Alisha Ali from the Department of Applied Psychology, New York University,  shared how her research, in partnership with Mental Health Innovations and the National Alliance on Mental Illness for New York City, found that peer support can lead to decreases in anxiety and depression. Their analysis of existing peer support programmes suggested there were several features of effective programmes. These include training and providing support for peer supporters as well as actively promoting the programme to employees. 

Feedback from young workers with experience of anxiety and depression, suggested they would be receptive to peer support in the workplace.
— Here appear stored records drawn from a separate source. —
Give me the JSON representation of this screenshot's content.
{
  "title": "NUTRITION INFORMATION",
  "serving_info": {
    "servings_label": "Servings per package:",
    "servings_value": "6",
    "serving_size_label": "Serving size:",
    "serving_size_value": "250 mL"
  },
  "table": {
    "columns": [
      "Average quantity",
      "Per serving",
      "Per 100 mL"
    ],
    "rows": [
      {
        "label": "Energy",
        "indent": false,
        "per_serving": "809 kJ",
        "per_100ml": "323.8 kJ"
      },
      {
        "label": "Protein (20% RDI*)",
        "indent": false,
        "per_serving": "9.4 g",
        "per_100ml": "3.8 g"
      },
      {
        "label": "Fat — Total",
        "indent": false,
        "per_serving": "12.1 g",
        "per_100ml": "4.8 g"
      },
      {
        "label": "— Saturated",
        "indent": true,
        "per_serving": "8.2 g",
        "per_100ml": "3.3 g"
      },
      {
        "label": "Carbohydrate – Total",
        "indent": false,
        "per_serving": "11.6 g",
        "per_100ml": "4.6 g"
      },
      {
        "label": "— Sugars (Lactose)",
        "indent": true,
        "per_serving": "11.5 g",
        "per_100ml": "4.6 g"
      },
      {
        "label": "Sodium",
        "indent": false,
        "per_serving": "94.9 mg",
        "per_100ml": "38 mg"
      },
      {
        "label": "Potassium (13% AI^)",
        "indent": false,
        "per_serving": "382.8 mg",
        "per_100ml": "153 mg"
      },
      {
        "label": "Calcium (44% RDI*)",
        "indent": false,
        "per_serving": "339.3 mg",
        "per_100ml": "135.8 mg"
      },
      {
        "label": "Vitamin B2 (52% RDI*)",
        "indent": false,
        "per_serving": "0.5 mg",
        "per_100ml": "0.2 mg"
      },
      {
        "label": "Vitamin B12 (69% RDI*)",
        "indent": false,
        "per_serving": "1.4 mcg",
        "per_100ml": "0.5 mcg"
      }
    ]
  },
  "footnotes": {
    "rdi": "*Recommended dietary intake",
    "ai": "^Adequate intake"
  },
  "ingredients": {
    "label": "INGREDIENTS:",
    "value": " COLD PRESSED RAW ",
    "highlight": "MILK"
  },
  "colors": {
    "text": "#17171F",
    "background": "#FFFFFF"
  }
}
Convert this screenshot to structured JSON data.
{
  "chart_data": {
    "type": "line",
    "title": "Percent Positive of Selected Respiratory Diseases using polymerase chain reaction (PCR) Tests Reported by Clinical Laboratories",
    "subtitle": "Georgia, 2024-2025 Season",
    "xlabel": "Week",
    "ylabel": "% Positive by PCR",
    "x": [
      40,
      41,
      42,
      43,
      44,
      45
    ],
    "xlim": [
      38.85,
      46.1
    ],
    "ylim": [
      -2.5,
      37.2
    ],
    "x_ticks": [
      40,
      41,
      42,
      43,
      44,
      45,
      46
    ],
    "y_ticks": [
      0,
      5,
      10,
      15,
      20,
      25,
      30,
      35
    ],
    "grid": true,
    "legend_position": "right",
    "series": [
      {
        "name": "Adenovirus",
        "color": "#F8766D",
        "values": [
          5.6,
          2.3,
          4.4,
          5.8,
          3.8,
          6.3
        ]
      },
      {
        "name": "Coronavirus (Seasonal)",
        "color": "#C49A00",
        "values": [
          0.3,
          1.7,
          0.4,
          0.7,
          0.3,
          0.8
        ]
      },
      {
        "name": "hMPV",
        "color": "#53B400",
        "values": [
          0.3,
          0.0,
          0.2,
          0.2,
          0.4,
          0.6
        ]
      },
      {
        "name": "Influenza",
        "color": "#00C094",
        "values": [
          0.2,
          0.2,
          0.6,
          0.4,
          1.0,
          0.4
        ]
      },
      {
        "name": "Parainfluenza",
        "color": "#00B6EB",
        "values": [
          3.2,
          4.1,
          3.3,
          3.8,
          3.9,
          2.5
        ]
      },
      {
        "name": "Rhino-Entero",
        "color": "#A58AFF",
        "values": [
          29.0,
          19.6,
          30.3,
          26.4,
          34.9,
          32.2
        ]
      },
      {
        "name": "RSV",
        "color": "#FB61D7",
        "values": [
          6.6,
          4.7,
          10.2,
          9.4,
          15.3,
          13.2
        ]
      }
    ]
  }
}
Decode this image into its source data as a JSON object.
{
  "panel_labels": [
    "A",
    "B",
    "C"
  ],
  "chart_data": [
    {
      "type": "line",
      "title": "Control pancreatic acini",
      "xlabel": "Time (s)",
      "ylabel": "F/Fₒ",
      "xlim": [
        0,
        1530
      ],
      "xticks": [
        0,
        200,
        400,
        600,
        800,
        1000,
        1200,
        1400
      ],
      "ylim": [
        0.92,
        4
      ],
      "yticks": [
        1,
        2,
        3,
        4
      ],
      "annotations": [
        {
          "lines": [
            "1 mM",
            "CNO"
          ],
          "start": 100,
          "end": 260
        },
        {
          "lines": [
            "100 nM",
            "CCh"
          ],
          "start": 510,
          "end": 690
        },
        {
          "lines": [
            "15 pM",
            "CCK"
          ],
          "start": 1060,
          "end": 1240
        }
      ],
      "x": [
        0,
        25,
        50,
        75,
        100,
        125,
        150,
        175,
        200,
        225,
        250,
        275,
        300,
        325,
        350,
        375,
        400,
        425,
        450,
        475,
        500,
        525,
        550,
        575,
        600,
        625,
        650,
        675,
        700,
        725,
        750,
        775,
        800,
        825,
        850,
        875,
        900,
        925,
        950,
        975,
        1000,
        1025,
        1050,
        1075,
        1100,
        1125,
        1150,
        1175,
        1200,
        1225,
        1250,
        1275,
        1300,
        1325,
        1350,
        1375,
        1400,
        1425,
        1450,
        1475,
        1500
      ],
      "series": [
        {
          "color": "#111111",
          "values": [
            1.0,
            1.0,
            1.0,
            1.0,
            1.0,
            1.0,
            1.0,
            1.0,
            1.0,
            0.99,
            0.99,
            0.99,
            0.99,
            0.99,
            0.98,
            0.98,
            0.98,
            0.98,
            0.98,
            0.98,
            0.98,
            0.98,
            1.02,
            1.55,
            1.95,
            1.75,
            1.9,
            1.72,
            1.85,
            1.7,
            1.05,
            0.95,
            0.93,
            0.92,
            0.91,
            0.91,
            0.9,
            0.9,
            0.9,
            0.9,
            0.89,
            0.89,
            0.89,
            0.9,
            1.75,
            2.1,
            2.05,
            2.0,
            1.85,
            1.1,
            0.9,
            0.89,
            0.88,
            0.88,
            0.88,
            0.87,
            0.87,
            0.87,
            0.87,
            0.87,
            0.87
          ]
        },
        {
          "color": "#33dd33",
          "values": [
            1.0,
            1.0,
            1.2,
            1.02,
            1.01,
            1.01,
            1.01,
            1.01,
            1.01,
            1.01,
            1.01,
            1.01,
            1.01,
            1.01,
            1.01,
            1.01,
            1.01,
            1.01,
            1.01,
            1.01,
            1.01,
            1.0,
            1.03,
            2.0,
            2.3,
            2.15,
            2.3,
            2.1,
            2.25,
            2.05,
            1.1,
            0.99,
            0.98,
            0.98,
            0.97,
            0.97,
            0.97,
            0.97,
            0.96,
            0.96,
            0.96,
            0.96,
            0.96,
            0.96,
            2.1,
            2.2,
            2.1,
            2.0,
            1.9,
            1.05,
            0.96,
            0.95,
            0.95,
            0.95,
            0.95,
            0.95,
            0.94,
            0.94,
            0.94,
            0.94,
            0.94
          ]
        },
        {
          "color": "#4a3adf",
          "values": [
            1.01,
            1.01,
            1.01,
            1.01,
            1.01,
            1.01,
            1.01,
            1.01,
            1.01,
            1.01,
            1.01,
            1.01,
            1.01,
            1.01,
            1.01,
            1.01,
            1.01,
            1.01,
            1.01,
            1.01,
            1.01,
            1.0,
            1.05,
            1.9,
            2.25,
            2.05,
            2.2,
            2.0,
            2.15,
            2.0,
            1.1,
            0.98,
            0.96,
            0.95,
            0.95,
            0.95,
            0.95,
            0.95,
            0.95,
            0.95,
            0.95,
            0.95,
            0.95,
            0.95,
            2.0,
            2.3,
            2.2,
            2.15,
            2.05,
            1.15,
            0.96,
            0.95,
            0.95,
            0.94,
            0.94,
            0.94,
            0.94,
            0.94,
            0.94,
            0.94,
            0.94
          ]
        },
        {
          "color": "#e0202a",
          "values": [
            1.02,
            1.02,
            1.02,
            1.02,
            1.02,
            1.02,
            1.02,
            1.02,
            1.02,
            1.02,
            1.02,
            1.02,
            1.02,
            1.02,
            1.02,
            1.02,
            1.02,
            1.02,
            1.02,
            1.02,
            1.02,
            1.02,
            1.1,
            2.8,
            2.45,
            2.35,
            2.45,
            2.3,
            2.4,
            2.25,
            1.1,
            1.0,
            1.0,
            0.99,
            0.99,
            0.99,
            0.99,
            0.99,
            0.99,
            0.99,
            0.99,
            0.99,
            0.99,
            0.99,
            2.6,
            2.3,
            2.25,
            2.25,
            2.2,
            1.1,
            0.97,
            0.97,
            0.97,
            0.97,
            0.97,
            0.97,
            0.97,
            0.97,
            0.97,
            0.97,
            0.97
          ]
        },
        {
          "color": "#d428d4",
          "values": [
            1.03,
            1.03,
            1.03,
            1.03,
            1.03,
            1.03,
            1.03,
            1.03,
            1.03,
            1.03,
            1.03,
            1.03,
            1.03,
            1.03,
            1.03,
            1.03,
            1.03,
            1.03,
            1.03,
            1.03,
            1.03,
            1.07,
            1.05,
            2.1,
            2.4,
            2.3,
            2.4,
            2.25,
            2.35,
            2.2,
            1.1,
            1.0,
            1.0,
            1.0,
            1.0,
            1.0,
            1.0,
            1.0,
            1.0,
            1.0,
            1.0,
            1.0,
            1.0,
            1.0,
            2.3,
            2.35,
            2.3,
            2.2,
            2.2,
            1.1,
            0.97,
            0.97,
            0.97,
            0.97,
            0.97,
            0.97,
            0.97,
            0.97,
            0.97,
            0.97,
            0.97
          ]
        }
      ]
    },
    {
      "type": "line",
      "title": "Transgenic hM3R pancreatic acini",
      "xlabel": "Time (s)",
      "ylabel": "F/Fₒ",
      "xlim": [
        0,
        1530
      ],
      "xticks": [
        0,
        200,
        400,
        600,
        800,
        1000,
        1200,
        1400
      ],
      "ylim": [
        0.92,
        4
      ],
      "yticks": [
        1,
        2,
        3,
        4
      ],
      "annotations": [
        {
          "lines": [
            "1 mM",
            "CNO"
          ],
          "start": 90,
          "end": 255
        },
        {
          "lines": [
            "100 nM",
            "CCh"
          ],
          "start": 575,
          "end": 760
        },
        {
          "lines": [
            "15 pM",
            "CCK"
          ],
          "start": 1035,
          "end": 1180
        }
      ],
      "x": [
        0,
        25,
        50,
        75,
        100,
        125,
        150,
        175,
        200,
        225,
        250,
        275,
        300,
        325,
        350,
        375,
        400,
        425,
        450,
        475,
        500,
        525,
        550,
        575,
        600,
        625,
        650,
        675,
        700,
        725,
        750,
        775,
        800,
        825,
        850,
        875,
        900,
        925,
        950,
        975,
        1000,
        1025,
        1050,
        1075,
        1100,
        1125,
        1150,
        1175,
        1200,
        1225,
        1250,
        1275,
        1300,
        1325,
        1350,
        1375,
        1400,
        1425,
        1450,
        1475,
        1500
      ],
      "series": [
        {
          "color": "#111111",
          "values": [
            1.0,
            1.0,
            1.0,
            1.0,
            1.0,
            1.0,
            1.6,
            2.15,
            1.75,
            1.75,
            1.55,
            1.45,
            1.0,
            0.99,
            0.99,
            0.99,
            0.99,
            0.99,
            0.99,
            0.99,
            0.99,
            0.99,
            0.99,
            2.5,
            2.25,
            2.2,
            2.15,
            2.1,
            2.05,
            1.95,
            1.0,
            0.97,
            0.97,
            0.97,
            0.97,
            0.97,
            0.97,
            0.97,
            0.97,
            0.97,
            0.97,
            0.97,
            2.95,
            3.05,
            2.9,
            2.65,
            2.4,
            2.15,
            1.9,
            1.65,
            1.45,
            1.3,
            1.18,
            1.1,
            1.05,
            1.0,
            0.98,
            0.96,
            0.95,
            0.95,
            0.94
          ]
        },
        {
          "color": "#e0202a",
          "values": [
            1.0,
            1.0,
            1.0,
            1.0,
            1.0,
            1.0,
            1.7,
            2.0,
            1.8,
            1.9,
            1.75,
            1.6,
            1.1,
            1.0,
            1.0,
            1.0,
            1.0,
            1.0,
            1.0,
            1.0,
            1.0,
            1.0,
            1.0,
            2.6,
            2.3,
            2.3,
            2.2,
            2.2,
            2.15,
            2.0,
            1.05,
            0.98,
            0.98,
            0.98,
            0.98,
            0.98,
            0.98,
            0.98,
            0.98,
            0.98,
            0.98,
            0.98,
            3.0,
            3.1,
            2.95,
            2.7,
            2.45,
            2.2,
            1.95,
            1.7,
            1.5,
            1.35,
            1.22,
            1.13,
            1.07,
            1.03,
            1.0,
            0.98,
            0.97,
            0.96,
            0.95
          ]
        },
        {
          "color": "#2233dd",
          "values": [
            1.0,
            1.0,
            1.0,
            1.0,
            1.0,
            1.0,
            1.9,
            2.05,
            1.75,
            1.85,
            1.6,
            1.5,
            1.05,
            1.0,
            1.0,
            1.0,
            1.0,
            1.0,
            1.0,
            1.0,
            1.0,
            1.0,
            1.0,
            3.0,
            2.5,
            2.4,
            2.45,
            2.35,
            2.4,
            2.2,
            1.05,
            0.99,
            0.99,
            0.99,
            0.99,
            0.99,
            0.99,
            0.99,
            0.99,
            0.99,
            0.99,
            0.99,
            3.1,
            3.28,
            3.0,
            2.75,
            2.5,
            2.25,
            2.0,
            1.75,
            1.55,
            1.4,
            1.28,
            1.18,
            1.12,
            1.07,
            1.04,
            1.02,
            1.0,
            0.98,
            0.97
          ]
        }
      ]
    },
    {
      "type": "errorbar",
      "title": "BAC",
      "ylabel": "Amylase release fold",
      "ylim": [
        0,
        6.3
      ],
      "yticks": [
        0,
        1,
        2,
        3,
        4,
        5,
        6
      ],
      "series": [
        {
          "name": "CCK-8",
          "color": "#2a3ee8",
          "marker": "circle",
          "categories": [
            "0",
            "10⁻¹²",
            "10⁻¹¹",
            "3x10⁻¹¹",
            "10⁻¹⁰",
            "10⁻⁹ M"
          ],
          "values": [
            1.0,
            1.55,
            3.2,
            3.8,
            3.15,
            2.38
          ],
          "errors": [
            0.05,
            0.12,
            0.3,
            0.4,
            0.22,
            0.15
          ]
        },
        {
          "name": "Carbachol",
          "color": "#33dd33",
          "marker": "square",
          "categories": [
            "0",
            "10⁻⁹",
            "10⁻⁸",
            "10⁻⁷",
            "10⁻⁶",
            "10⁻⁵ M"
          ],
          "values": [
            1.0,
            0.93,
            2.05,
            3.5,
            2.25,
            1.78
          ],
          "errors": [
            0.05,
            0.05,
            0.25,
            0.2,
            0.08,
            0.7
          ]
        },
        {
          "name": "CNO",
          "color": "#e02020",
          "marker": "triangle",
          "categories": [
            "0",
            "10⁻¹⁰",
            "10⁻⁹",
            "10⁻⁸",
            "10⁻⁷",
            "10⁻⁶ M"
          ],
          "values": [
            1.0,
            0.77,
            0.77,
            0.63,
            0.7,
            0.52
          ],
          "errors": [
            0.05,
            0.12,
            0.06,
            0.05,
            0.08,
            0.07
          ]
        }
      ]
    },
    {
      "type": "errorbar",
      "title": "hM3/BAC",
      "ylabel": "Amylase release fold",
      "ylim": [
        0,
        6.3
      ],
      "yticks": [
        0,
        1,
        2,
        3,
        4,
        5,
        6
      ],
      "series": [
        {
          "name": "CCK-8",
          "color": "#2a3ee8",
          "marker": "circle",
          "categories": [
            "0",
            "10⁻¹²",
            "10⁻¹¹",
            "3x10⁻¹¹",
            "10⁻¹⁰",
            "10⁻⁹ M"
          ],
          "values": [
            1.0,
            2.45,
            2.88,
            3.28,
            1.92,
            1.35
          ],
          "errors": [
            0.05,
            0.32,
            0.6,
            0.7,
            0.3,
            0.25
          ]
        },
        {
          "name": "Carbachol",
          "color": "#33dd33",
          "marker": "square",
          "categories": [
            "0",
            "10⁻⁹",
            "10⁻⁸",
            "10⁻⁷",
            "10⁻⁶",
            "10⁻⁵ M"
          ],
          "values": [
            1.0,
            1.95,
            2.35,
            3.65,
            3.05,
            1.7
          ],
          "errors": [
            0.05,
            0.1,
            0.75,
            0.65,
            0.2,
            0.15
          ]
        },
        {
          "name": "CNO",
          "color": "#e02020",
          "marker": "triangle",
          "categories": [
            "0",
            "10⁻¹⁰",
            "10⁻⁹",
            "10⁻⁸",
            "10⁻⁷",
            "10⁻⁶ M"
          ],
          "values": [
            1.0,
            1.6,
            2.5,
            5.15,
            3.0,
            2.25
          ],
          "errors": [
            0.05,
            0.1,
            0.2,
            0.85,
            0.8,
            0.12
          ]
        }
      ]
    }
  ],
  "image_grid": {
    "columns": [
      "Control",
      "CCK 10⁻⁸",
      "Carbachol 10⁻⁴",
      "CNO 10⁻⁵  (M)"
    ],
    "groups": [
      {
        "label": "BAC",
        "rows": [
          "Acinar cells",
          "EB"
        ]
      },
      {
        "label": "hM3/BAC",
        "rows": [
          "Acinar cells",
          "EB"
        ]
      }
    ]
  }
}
However, they highlighted it’s important that workplaces have a culture of trust and can ensure confidentiality for those using the programme. 

Financial wellbeing interventions

Christian Van Stolk from RAND Europe shared how workplace financial wellbeing interventions may be a promising approach for addressing anxiety and depression for younger workers.  These interventions can include both financial education (such as financial planning workshops) and direct financial support (such as pay advances). 

Few studies have directly assessed the impact of financial wellbeing interventions on mental health, particularly for younger workers. However, analysis of data from a large survey of companies in Britain and Asia found that participation in financial wellbeing interventions is associated with better mental health. This association was stronger for those aged 18 – 24. 

Context is everything

After the presentations, businesses shared their reflections on what they had heard as well as experiences from their organisation.  Their feedback highlighted several key themes:    

  • It’s important to recognise the significant impact organisational context may have on the effectiveness of interventions. This includes the impact of leadership, manager support and wider organisational culture. 
  • We need to consider how interventions may work in different size organisations and different geographical contexts
  • It’s important to think about how approaches may work together and the relative impact of different approaches.

What next? 

In our final webinar we’ll explore the evidence behind group psychological first aid, social support interventions in healthcare and buddying. We’ll also be talking about next steps for Wellcome’s research and how businesses and researchers can work together to further build the evidence base.